RSS Scientists, in collaboration with Junhong Wang from SUNY Albany, have written a paper describing a comparison of total column water vapor measurements made by satellite microwave radiometers and ground-based GPS receivers. The paper is titled "Intercomparison of total precipitable water measurements made by satellite-borne microwave radiometers and ground-based GPS instruments" and is  published in the Journal of Geophysical Research: Atmospheres, vol 120, 2492-2504.

 

What is in the paper?

The paper compares measurements of total column water vapor (or total precipitable water) measurements made by two very different observing systems.

  1. Microwave radiometers on satellites, such as SSM/I, SSMIS, AMSRE and WindSat can measure total column water vapor.  This is the method used for all RSS water vapor products.
  2. Global Positioning System (GPS) instruments are typically used to deduce location based on very precise measurements of the time required for a radio signal to propagate from a GPS satellite to the receiver.  If measurements made by a stationary GPS receiver are analyzed, the small additional delays due to water vapor can be used to deduce the amount of water vapor in the atmosphere.  This method is not sensitive to things that can cause problems with the microwave radiometer method, such as the presence of rain or calibration errors in the satellite instruments.  GPS measurements of total column vapor are thought to be absolutely accurate to within 1.0kg/m^2 (or 1 mm liquid water equivalent).

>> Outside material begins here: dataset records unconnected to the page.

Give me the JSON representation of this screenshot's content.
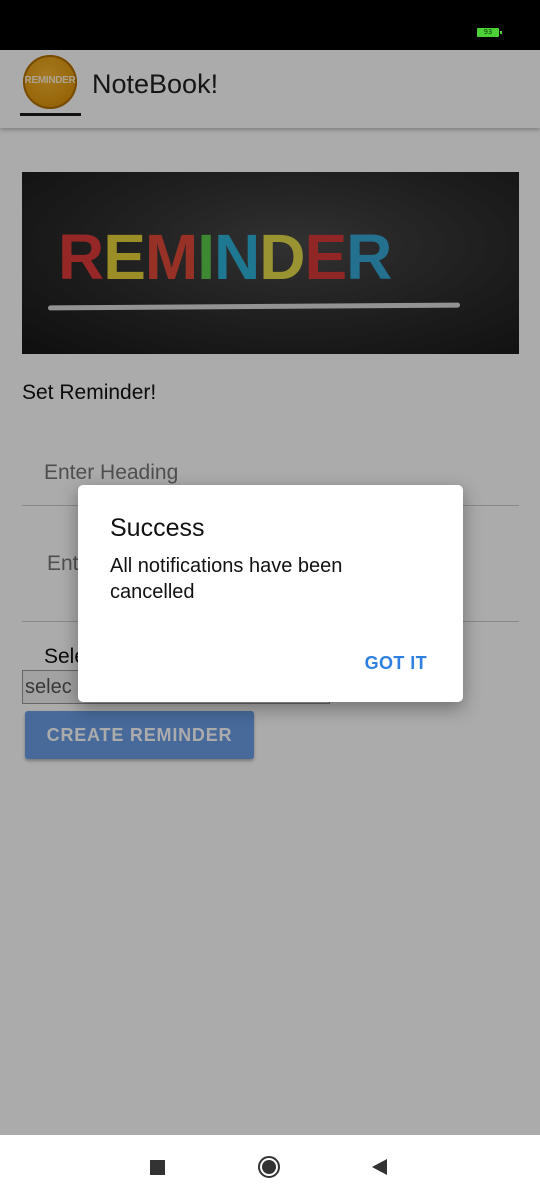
{
  "status_bar": {
    "battery": "93"
  },
  "app": {
    "title": "NoteBook!",
    "logo_text": "REMINDER"
  },
  "banner": {
    "letters": [
      {
        "ch": "R",
        "color": "#e03b3b"
      },
      {
        "ch": "E",
        "color": "#e8d43a"
      },
      {
        "ch": "M",
        "color": "#e24a3a"
      },
      {
        "ch": "I",
        "color": "#5dcb4b"
      },
      {
        "ch": "N",
        "color": "#2fb4d8"
      },
      {
        "ch": "D",
        "color": "#e6dc4a"
      },
      {
        "ch": "E",
        "color": "#d93a3a"
      },
      {
        "ch": "R",
        "color": "#37a8d6"
      }
    ]
  },
  "form": {
    "section_label": "Set Reminder!",
    "heading_placeholder": "Enter Heading",
    "description_placeholder": "Ent",
    "select_label": "Sele",
    "select_value": "selec",
    "create_button": "CREATE REMINDER"
  },
  "dialog": {
    "title": "Success",
    "message": "All notifications have been cancelled",
    "button": "GOT IT"
  },
  "colors": {
    "accent": "#2f80e0",
    "button_fill": "#6b9fe8",
    "status_bar": "#000000"
  },
  "nav": {
    "recents_icon": "square-icon",
    "home_icon": "circle-icon",
    "back_icon": "triangle-back-icon"
  }
}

These two types of measurements were compared and were found to agree very well in general.  A close look at the data revealed minor problems in both types of measurement systems.  Several GPS stations showed small jumps in bias, presumably due to changes in instrumentation or observing practices over time, and there are small differences in bias from station to station that are difficult to assign to the satellite measurements.  The satellite data showed a small error as a function of wind speed that had not been previously detected, and in some cases, errors as a function of rain rate were identified.

Why is it important?

  • The excellent agreement between the two datasets adds to the credibility of both.
  • We showed that satellites are a valuable tool for finding small problems in GPS data, and vice-versa.
  • We found that neither system showed any evidence of long-term drifts.